Pour le président Biden, qui tente de ressusciter l’accord sur le nucléaire iranien, la victoire de Raïssi est – au minimum – un casse-tête. Biden a démontré sa capacité à reconnaître les torts historiques, devenant le premier président américain à reconnaître officiellement le génocide arménien et le premier président en exercice à se rendre sur le site du massacre de Tulsa. Son premier discours de politique étrangère en tant que président promettait une diplomatie ancrée dans « la défense de la liberté, la promotion des opportunités, la défense des droits universels, le respect de l’État de droit et le traitement de chaque personne avec dignité. »

Interrogé sur Ebrahim Raïssi ce week-end, le conseiller à la sécurité nationale, Jake Sullivan, a répondu que les États-Unis se concentraient sur la diplomatie nucléaire et que « le fait que le président soit une personne A ou B est moins important que le fait que l’ensemble du système soit prêt à prendre des engagements vérifiables pour limiter son programme nucléaire. »

Cette formule pourrait être plus difficile à maintenir lors de l’investiture de M. Raïssi en août. Le président iranien sortant, Hassan Rouhani, a au moins donné à l’administration Biden un moyen d’établir une distinction théorique entre les partisans de la ligne dure et les soi-disant réformistes, et de normaliser le rapprochement avec l’Iran. Il ne peut y avoir une telle triangulation lorsque Raïssi est au pouvoir.
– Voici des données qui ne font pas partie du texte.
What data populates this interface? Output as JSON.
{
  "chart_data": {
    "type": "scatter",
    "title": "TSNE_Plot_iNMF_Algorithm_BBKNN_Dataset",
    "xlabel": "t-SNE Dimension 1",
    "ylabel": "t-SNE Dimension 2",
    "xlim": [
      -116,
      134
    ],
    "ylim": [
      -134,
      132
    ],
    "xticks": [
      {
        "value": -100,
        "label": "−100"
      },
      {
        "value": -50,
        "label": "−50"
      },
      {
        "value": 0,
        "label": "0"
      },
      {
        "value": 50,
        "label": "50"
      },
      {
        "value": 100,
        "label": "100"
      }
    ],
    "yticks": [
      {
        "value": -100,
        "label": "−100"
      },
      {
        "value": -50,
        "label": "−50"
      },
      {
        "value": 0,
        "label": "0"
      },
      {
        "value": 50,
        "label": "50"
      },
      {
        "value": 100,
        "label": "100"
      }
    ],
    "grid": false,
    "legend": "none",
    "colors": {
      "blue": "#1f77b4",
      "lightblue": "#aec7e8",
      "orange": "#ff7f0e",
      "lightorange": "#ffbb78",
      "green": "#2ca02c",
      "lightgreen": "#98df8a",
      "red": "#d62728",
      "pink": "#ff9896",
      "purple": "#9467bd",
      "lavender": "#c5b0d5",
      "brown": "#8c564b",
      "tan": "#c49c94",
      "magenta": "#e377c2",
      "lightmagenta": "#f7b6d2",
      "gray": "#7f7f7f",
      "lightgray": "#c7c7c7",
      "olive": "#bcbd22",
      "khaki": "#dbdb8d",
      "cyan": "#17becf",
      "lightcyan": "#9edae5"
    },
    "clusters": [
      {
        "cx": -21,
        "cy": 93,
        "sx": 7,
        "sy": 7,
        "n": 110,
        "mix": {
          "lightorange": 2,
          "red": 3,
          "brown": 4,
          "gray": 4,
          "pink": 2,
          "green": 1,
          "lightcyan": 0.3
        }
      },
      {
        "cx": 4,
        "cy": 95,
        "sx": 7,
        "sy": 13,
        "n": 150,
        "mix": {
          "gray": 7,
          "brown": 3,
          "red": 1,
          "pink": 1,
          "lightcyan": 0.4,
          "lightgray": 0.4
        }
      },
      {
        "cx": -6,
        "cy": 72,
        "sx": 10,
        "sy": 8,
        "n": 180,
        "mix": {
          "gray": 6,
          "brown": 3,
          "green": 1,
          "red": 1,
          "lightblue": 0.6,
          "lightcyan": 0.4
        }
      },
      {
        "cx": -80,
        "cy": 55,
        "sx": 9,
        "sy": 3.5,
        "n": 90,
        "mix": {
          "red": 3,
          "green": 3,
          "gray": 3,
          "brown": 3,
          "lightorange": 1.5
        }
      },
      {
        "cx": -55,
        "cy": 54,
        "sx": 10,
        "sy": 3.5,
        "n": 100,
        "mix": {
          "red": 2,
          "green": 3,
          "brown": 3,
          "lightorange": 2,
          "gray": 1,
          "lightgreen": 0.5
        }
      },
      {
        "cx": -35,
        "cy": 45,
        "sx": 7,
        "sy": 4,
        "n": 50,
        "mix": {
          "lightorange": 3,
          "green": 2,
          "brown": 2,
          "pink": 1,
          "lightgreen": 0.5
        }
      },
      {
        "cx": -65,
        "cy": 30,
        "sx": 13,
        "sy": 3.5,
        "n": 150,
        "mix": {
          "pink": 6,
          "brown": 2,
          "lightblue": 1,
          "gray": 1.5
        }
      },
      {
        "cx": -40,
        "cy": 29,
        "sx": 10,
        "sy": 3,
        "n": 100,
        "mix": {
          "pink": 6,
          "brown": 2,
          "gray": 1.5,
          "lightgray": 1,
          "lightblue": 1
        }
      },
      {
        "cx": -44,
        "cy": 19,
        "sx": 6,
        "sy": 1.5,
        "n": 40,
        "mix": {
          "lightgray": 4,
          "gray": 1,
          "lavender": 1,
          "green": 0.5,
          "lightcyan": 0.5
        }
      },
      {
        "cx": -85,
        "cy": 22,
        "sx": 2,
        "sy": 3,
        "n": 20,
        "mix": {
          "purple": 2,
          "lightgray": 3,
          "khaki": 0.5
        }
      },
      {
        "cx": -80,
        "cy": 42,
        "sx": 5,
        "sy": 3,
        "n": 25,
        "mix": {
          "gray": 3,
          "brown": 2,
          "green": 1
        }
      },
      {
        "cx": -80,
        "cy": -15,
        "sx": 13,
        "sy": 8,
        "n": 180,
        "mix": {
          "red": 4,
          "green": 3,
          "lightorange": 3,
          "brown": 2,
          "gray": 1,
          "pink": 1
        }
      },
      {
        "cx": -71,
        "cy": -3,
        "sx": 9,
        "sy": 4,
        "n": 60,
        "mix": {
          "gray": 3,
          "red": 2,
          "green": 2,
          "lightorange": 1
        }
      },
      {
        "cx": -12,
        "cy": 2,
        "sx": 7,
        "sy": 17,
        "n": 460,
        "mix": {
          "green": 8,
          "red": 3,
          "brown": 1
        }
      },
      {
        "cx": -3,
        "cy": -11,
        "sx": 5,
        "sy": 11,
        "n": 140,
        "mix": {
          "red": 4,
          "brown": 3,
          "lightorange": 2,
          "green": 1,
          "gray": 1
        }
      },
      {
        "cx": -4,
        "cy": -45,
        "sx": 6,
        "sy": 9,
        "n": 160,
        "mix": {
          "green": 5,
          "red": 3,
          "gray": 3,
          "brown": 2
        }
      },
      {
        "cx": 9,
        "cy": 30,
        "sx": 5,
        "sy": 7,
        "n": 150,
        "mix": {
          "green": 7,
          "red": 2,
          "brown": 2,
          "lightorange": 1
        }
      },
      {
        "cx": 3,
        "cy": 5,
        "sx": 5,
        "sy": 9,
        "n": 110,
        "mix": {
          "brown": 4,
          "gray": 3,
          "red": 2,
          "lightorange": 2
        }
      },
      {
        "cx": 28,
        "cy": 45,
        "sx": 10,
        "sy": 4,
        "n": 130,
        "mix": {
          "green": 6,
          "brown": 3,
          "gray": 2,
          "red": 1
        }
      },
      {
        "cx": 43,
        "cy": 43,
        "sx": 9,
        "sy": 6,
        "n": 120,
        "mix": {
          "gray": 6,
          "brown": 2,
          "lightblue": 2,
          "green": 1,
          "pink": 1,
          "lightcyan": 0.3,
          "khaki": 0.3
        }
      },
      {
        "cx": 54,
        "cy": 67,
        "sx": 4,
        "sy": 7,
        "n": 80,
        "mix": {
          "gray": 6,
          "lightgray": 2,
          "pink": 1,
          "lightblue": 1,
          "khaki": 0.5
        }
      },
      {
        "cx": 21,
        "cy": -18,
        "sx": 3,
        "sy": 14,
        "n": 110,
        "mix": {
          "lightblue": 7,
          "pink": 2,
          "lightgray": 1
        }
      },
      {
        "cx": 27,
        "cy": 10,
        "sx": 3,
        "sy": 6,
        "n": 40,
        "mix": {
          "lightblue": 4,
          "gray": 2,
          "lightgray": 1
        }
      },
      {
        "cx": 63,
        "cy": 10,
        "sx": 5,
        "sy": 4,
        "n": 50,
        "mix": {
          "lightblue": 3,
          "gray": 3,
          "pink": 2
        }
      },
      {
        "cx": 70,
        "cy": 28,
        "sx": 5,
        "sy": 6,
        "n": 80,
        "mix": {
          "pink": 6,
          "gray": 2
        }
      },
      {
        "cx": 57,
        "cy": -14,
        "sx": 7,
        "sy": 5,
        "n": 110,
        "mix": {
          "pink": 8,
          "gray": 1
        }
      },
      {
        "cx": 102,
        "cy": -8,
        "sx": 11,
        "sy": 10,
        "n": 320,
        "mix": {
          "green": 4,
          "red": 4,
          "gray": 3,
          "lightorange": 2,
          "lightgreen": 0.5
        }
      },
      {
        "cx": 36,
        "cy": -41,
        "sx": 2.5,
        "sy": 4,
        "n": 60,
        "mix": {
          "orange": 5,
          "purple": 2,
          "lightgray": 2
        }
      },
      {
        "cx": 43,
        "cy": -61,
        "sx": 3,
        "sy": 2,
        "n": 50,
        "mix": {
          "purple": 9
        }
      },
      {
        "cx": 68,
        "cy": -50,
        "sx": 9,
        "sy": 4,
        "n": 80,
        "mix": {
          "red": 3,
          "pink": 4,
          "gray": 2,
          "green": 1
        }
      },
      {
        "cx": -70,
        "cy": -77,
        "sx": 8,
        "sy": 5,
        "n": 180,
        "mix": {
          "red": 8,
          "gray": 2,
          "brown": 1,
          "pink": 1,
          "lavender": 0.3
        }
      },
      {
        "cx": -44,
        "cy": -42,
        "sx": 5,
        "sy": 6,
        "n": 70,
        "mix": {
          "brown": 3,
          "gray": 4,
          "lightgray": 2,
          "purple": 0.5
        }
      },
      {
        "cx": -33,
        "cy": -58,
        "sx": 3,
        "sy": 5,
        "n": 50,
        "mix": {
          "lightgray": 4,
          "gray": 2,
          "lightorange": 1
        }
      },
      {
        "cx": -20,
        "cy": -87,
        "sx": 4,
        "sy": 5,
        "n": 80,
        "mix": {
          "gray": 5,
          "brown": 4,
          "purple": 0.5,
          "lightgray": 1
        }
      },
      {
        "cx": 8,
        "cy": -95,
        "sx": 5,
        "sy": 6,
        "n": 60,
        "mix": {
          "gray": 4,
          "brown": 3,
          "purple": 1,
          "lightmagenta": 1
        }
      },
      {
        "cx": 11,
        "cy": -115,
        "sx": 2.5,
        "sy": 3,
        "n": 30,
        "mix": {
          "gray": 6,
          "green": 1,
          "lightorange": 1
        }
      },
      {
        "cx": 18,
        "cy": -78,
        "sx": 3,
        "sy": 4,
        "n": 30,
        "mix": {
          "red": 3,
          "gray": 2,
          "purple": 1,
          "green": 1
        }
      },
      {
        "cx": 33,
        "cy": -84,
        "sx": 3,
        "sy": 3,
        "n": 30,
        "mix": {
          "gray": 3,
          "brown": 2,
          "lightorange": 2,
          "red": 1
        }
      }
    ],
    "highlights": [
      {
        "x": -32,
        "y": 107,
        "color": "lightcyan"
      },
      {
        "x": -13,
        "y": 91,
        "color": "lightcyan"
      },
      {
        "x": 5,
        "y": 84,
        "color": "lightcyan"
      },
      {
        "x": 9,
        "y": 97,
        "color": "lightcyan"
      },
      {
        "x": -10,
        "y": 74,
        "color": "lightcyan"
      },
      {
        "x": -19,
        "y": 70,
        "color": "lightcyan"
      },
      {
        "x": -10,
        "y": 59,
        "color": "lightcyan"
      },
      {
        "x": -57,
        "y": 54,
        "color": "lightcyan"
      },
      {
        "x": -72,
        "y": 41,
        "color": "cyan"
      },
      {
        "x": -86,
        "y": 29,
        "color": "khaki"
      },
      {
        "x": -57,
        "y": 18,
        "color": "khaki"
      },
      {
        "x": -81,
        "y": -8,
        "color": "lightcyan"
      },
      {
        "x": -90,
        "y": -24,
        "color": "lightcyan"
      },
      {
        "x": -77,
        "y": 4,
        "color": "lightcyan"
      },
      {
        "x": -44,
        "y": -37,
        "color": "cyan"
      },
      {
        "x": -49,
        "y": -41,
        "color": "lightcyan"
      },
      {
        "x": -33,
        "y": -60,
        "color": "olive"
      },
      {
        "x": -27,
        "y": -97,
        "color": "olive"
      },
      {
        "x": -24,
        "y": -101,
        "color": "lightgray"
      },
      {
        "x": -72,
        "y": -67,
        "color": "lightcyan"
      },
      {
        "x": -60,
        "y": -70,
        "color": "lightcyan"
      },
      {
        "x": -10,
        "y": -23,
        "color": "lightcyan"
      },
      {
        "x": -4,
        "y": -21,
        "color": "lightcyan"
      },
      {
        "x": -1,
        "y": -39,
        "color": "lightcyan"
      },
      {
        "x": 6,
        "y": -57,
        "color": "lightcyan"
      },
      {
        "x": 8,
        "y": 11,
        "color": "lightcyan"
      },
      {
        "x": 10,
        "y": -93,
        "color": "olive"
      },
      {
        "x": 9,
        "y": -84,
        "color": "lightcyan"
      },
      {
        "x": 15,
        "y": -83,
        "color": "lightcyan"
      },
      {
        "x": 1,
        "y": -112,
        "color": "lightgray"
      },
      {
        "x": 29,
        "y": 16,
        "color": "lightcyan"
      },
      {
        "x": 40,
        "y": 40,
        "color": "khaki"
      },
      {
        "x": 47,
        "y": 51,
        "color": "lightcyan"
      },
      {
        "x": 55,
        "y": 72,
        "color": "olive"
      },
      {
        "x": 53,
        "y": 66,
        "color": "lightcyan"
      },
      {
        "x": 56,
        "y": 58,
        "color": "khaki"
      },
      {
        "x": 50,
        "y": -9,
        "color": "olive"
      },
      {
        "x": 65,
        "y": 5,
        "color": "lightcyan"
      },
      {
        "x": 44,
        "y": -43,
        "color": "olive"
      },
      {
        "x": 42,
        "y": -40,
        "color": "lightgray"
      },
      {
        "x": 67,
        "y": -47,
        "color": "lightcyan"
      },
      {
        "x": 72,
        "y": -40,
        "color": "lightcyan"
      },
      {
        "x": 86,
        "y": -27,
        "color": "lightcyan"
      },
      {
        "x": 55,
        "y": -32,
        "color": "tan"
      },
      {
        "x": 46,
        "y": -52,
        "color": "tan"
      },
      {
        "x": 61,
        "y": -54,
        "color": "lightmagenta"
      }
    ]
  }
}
Cette élection a marqué un tournant dans l’image plutôt que dans la substance. Les présidents iraniens ne gouvernent que de nom : le Guide suprême détenait le pouvoir lorsque Rouhani était président, et il continuera à le faire. « Je ne pense pas que quelqu’un comme Raïssi sera en mesure d’aggraver les choses à ce point », déclare Shahrooz.

Ce qui est terriblement éloquent. Si l’on s’attend à ce que peu de choses changent lorsque Ebrahim Raïssi, un homme lié à un massacre, à la torture et à un mépris total des droits de l’homme, prendra ses fonctions présidentielles, il est sûrement temps de conclure que l’État iranien est complètement irrécupérable.